CachedDataset2

class CachedDataset2.CachedDataset2(**kwargs)[source]

Somewhat like CachedDataset, but different. Simpler in some sense. And more generic. Caching might be worse.

If you derive from this class: - you must override _collect_single_seq - you must set num_inputs (dense-dim of “data” key) and num_outputs (dict key -> dim, ndim-1) - you should set labels - handle seq ordering by overriding init_seq_order - you can set _estimated_num_seqs - you can set _num_seqs or _num_timesteps if you know them in advance

init_seq_order(epoch=None, seq_list=None)[source]
Parameters:
  • epoch (int|None) –
  • | None seq_list (list[str]) – In case we want to set a predefined order.
Return type:

bool

:returns whether the order changed (True is always safe to return)

This is called when we start a new epoch, or at initialization. Call this when you reset the seq list.

is_cached(start, end)[source]
Parameters:
  • start (int) – like in load_seqs(), sorted seq idx
  • end (int) – like in load_seqs(), sorted seq idx
Return type:

bool

:returns whether we have the full range (start,end) of sorted seq idx.

num_seqs[source]
is_less_than_num_seqs(n)[source]
Return type:bool

:returns whether n < num_seqs. In case num_seqs is not known in advance, it will wait until it knows that n is behind the end or that we have the seq.

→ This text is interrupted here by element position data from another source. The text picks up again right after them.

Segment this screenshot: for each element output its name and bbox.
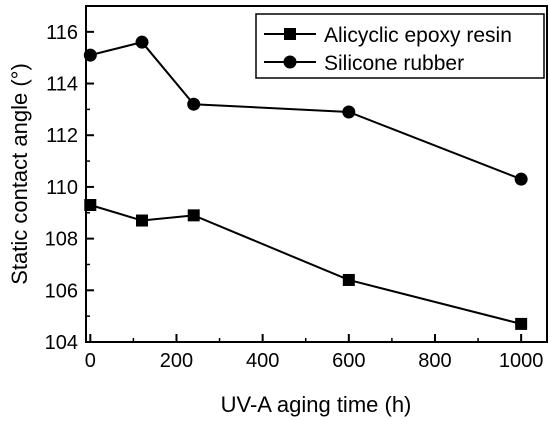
legend-box [255, 13, 545, 79]
data-point-square [515, 317, 528, 330]
data-point-square [136, 214, 149, 227]
x-tick-label: 200 [160, 350, 193, 372]
series-line-1 [90, 204, 522, 325]
legend-label-epoxy: Alicyclic epoxy resin [324, 24, 512, 47]
data-point-circle [514, 172, 528, 186]
plot-frame [85, 5, 548, 343]
data-point-square [342, 273, 355, 286]
x-tick-label: 1000 [499, 350, 544, 372]
data-point-square [84, 199, 97, 212]
legend-marker-circle [283, 55, 297, 69]
data-point-circle [135, 35, 149, 49]
data-point-circle [83, 48, 97, 62]
y-tick-label: 114 [46, 74, 78, 96]
series-markers [83, 35, 528, 330]
axis-tick-labels: 0 200 400 600 800 1000 104 106 108 110 112 114 116 [45, 22, 544, 372]
series-lines [90, 41, 522, 325]
x-tick-label: 800 [418, 350, 451, 372]
y-tick-label: 104 [45, 332, 78, 354]
legend-marker-square [284, 28, 296, 40]
y-tick-label: 112 [46, 125, 78, 147]
y-tick-label: 108 [45, 229, 78, 251]
data-point-circle [187, 97, 201, 111]
data-point-square [187, 209, 200, 222]
x-tick-label: 400 [246, 350, 279, 372]
x-tick-label: 600 [332, 350, 365, 372]
y-axis-label: Static contact angle (°) [7, 63, 32, 285]
data-point-circle [342, 105, 356, 119]
legend: Alicyclic epoxy resin Silicone rubber [255, 13, 545, 79]
x-tick-label: 0 [85, 350, 96, 372]
legend-label-silicone: Silicone rubber [324, 52, 464, 75]
x-axis-label: UV-A aging time (h) [221, 392, 412, 417]
y-tick-label: 110 [46, 177, 78, 199]
y-tick-label: 106 [45, 280, 78, 302]
y-tick-label: 116 [46, 22, 78, 44]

get_num_timesteps()[source]
get_seq_length(sorted_seq_idx)[source]
Return type:int
get_data(seq_idx, key)[source]
Parameters:
  • seq_idx (int) – sorted seq idx
  • key (str) – data-key, e.g. “data” or “classes”
Return type:

numpy.ndarray

Returns features or targets:
 

format 2d (time,feature) (float)

get_input_data(seq_idx)[source]
Return type:numpy.ndarray
Returns features:
 format 2d (time,feature) (float)
get_targets(target, seq_idx)[source]
Return type:numpy.ndarray
Returns targets:
 format 1d (time) (int: idx of output-feature)
get_ctc_targets(sorted_seq_idx)[source]
get_tag(sorted_seq_idx)[source]
Parameters:sorted_seq_idx (int) –
Return type:str
get_data_keys()[source]
get_target_list()[source]
is_data_sparse(key)[source]
Parameters:key (str) – e.g. “data” or “classes”
Return type:bool
get_data_dim(key)[source]
Parameters:key (str) – e.g. “data” or “classes”
Return type:int
Returns:number of classes, no matter if sparse or not
get_data_dtype(key)[source]
Parameters:key (str) – e.g. “data” or “classes”
Returns:dtype as str, e.g. “int32” or “float32”
Return type:str